Royal Marriages has a distinct common touch that makes it an easy read but contains enough dates and details for any lover of history. While the chapter on Louis XVI and Marie-Antoinette had a few items that Leslie and I could probably sit and debate about over cocktails, I was moved by the chapters on Franz Josef and Sissi, who suffered everything throughout their long and rocky marriage, as well as by the retelling of the saga of George IV and Mrs. Fitzherbert. I was very glad that Leslie pointed out the Nazi connection in recounting the bizarre relationship of Wallis Simpson and Edward VIII. Most of all, I loved the chapters on Mary Queen of Scots. On the book blog Historically Obsessed, Leslie gives a description of each of the doomed queen's doomed weddings. To quote:
The sun was not yet up on the morning of July 29, 1565, when Mary was led down the aisle of the Chapel Royal at Holyrood by Darnley’s father, Lord Lennox, and the Earl of Argyll. Over her wedding gown she wore her deuil blanc, a white gauze sack that covered her from head to toe—the traditional mourning garment for French queens—emblematic of her status as a widow, and by extension, the Dowager Queen of France.
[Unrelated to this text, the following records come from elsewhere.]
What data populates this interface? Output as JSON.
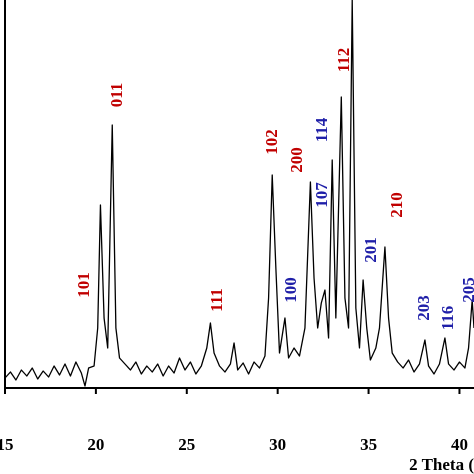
{
  "chart_data": {
    "type": "line",
    "x_label": "2 Theta (",
    "xlim": [
      15,
      40.8
    ],
    "ylim": [
      0,
      388
    ],
    "xticks": [
      15,
      20,
      25,
      30,
      35,
      40
    ],
    "x": [
      15.0,
      15.3,
      15.6,
      15.9,
      16.2,
      16.5,
      16.8,
      17.1,
      17.4,
      17.7,
      18.0,
      18.3,
      18.6,
      18.9,
      19.2,
      19.4,
      19.6,
      19.9,
      20.1,
      20.25,
      20.45,
      20.65,
      20.9,
      21.1,
      21.3,
      21.6,
      21.9,
      22.2,
      22.5,
      22.8,
      23.1,
      23.4,
      23.7,
      24.0,
      24.3,
      24.6,
      24.9,
      25.2,
      25.5,
      25.8,
      26.1,
      26.3,
      26.5,
      26.8,
      27.1,
      27.4,
      27.6,
      27.8,
      28.1,
      28.4,
      28.7,
      29.0,
      29.3,
      29.5,
      29.7,
      29.9,
      30.1,
      30.4,
      30.6,
      30.9,
      31.2,
      31.5,
      31.8,
      32.0,
      32.2,
      32.4,
      32.6,
      32.8,
      33.0,
      33.2,
      33.5,
      33.7,
      33.9,
      34.1,
      34.3,
      34.5,
      34.7,
      34.9,
      35.1,
      35.4,
      35.6,
      35.9,
      36.1,
      36.3,
      36.6,
      36.9,
      37.2,
      37.5,
      37.8,
      38.1,
      38.3,
      38.6,
      38.9,
      39.2,
      39.4,
      39.7,
      40.0,
      40.3,
      40.5,
      40.7,
      40.8
    ],
    "series": [
      {
        "color": "#000000",
        "values": [
          10,
          16,
          8,
          18,
          12,
          20,
          9,
          17,
          11,
          22,
          13,
          24,
          12,
          26,
          15,
          2,
          20,
          22,
          60,
          183,
          70,
          40,
          263,
          60,
          30,
          24,
          18,
          26,
          14,
          22,
          16,
          24,
          12,
          22,
          15,
          30,
          18,
          26,
          14,
          22,
          40,
          65,
          35,
          22,
          16,
          24,
          45,
          18,
          25,
          14,
          26,
          20,
          32,
          90,
          213,
          120,
          35,
          70,
          30,
          40,
          32,
          60,
          206,
          110,
          60,
          85,
          98,
          50,
          228,
          70,
          291,
          90,
          60,
          388,
          80,
          40,
          108,
          60,
          28,
          40,
          60,
          141,
          70,
          35,
          26,
          20,
          28,
          16,
          24,
          48,
          22,
          14,
          24,
          50,
          24,
          18,
          26,
          20,
          40,
          88,
          60
        ]
      }
    ],
    "annotations": [
      {
        "text": "101",
        "color": "#c00000"
      },
      {
        "text": "011",
        "color": "#c00000"
      },
      {
        "text": "111",
        "color": "#c00000"
      },
      {
        "text": "102",
        "color": "#c00000"
      },
      {
        "text": "100",
        "color": "#1f1fa8"
      },
      {
        "text": "200",
        "color": "#c00000"
      },
      {
        "text": "107",
        "color": "#1f1fa8"
      },
      {
        "text": "114",
        "color": "#1f1fa8"
      },
      {
        "text": "112",
        "color": "#c00000"
      },
      {
        "text": "201",
        "color": "#1f1fa8"
      },
      {
        "text": "210",
        "color": "#c00000"
      },
      {
        "text": "203",
        "color": "#1f1fa8"
      },
      {
        "text": "116",
        "color": "#1f1fa8"
      },
      {
        "text": "205",
        "color": "#1f1fa8"
      }
    ]
  }
}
Darnley entered the chapel and the bridal couple exchanged vows. Since they were first cousins, a papal dispensation was necessary in order for them to marry. It had not arrived in Edinburgh by July 29, but Mary blithely assumed the document was en route, and therefore, she married Darnley without it. Although the dispensation finally made it to Scotland, the July 29 marriage was technically not legal because it had been performed while the bride and groom remained within a proscribed degree of affinity.

After the rings were exchanged, despite the fact that he, too, was a Catholic, Darnley quit the chapel to avoid being charged with “idolatry,” leaving his bride at the altar to continue the mass. As soon as the ceremony was over, Mary invited her guests to help her cast aside her mourning garments by each removing one of the pins that affixed the deuil blanc to her wedding gown.
I had trouble putting this book down and must have been an incredible bore to my family over the holidays as I kept slipping away to read it. It was intriguing to see how even the best of marriages had ups and downs, with the complications of royalty adding to the challenges of compatibility.